We know already that asset allocation is the most important investment decision you will make. So how to decide what percentage of your money should be allocated to which assets? One factor is your stage in life: Young people have time on their side and are looking to grow their money over that time. Someone nearing retirement may no longer be looking for capital growth – they are going to need income from their investments and a significant drop in value would be damaging.
Another thing to consider is your risk tolerance. This can vary wildly from one person to another, even within your family, and it’s important to understand what level of risk you are able to bear.
The first part is to determine your investor experience. This can be summed up fairly simply:
Inexperienced Investor: You have invested in a limited range of asset classes for a period of less than four years and/or your investment knowledge is low or poor. However, you do understand that prices of securities may go up as well as down.
Experienced Investor: You have invested in various asset classes for a period of more than four years and have experienced volatility. Your investment knowledge is good and you acknowledge investment risk.
Professional Investor: You frequently trade various asset classes and have done so for more than four years. As an individual you have in excess of US$1.1 million of ‘investible’ assets and have extensive investment knowledge.
So what really separates an experienced investor from an inexperienced investor? The key term here is that you have “experienced volatility”. Simply put, if you have invested in a variety of assets for four years or more then you will have lost money somewhere!
The next part is to determine your risk tolerance.
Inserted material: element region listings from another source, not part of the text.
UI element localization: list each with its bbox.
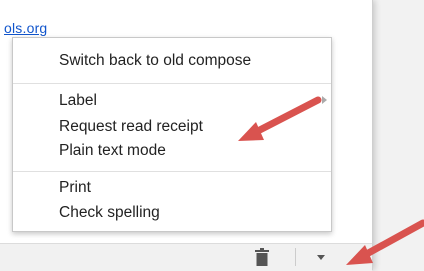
menu-item-request-read-receipt[interactable]: Request read receipt bbox=[59, 118, 203, 136]
menu-item-plain-text-mode[interactable]: Plain text mode bbox=[59, 142, 166, 160]
more-options-menu: Switch back to old compose Label Request… bbox=[12, 37, 332, 232]
menu-item-switch-old-compose[interactable]: Switch back to old compose bbox=[59, 52, 251, 70]
menu-separator bbox=[13, 83, 331, 84]
menu-item-print[interactable]: Print bbox=[59, 179, 91, 197]
toolbar-divider bbox=[295, 248, 296, 266]
submenu-arrow-icon bbox=[322, 96, 327, 104]
menu-separator bbox=[13, 171, 331, 172]
menu-item-check-spelling[interactable]: Check spelling bbox=[59, 204, 160, 222]
more-options-dropdown-icon[interactable] bbox=[317, 255, 325, 260]
menu-item-label[interactable]: Label bbox=[59, 92, 97, 110]
compose-window: ols.org Switch back to old compose Label… bbox=[0, 0, 373, 271]
trash-icon[interactable] bbox=[254, 248, 270, 266]
recipient-link[interactable]: ols.org bbox=[4, 20, 47, 36]
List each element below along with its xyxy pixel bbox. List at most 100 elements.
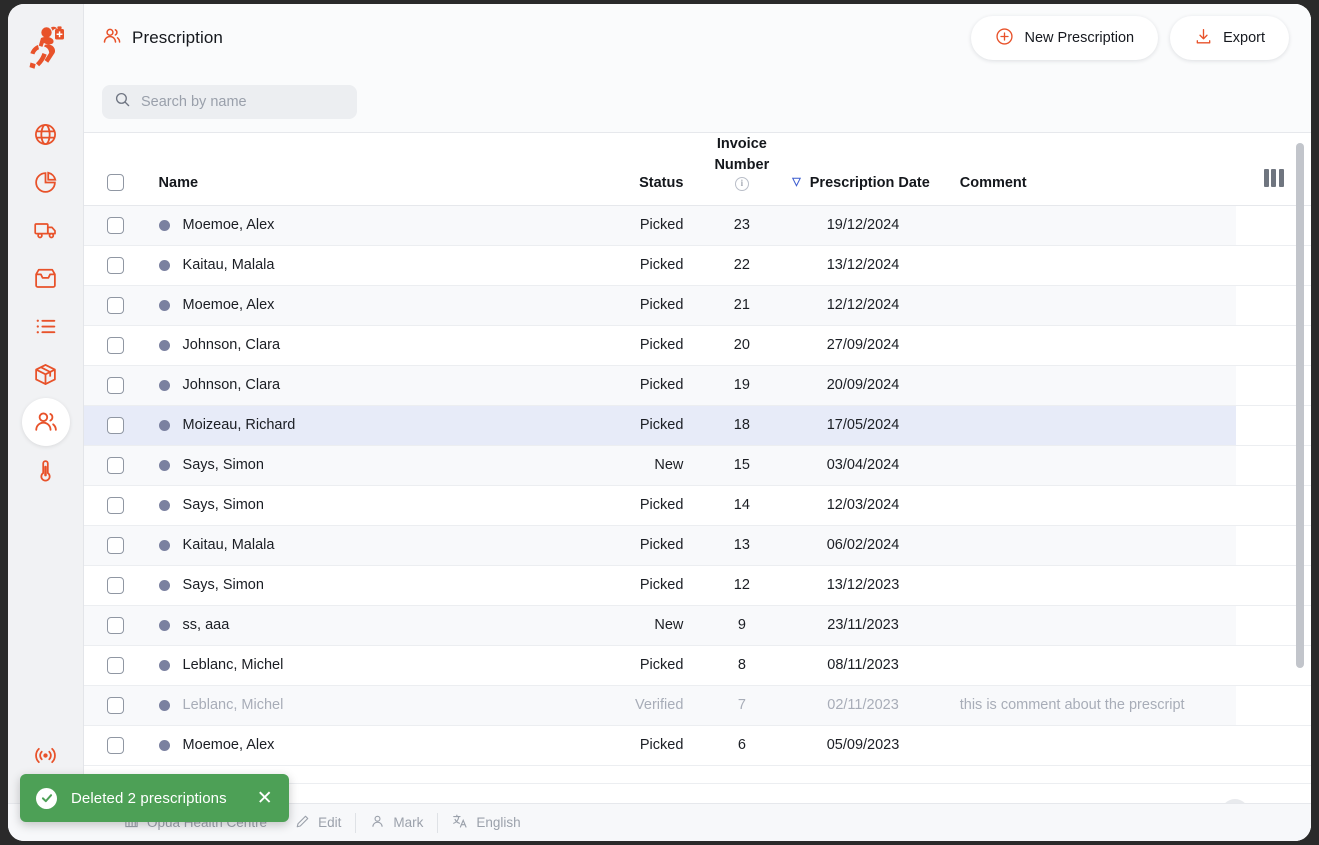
info-icon[interactable]: i [734,176,749,191]
main-content: Prescription New Prescription Export Sea… [84,4,1311,841]
sidebar-item-temperature[interactable] [22,446,70,494]
cell-comment: this is comment about the prescript [953,685,1237,726]
row-checkbox-cell [84,365,147,406]
column-header-name[interactable]: Name [146,133,581,206]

If you search online you will find numerous risk profiling questionnaires. Try one or two and see what results you get. For reference, here is a typical one from HSBC, and here is a more fun one from Rutgers.
Typically risk profiles are divided into two major categories:
- Strategic – for long term planning,
- Tactical – either aggressive trading, or focussed on a specific life stage such as pre-retirement, post retirement, or income generating
We won’t get into the tactical profiles today, suffice to say that needs can change with major life events. If you are retired then long term capital growth is less of a concern and your focus is likely to be on capital preservation and generating income.
- Conservative – investors primarily interested in income and modest growth potential. The allocation is relatively defensive but has a modest exposure to growth assets. Looking for income and capital growth from investments.
- Balanced – investors with some time until retirement. The allocation invests in
a much broader range of assets than a typical balanced fund, which will result in lower potential for capital loss whilst at the same time offering growth potential. Looking for income and growth from investments, but more focussed on growth.
- Growth – investors who have a longer investment time horizon, primarily interested in capital growth, and are comfortable with modest short-term capital losses. The allocation is biased towards growth assets, but still invests in a broader range of assets than a typical growth fund.
- Alpha – investors who wish to adopt an aggressive approach, with the sole aim of long-term capital growth. Medium-term losses should be expected. The allocation is almost entirely biased towards equities and other growth assets.
The names and definitions of the strategic profiles may differ depending on who you ask. Alpha may be called adventurous, for example. The important thing is to start to understand where you fit in on the risk scale so you can plan your asset allocation accordingly.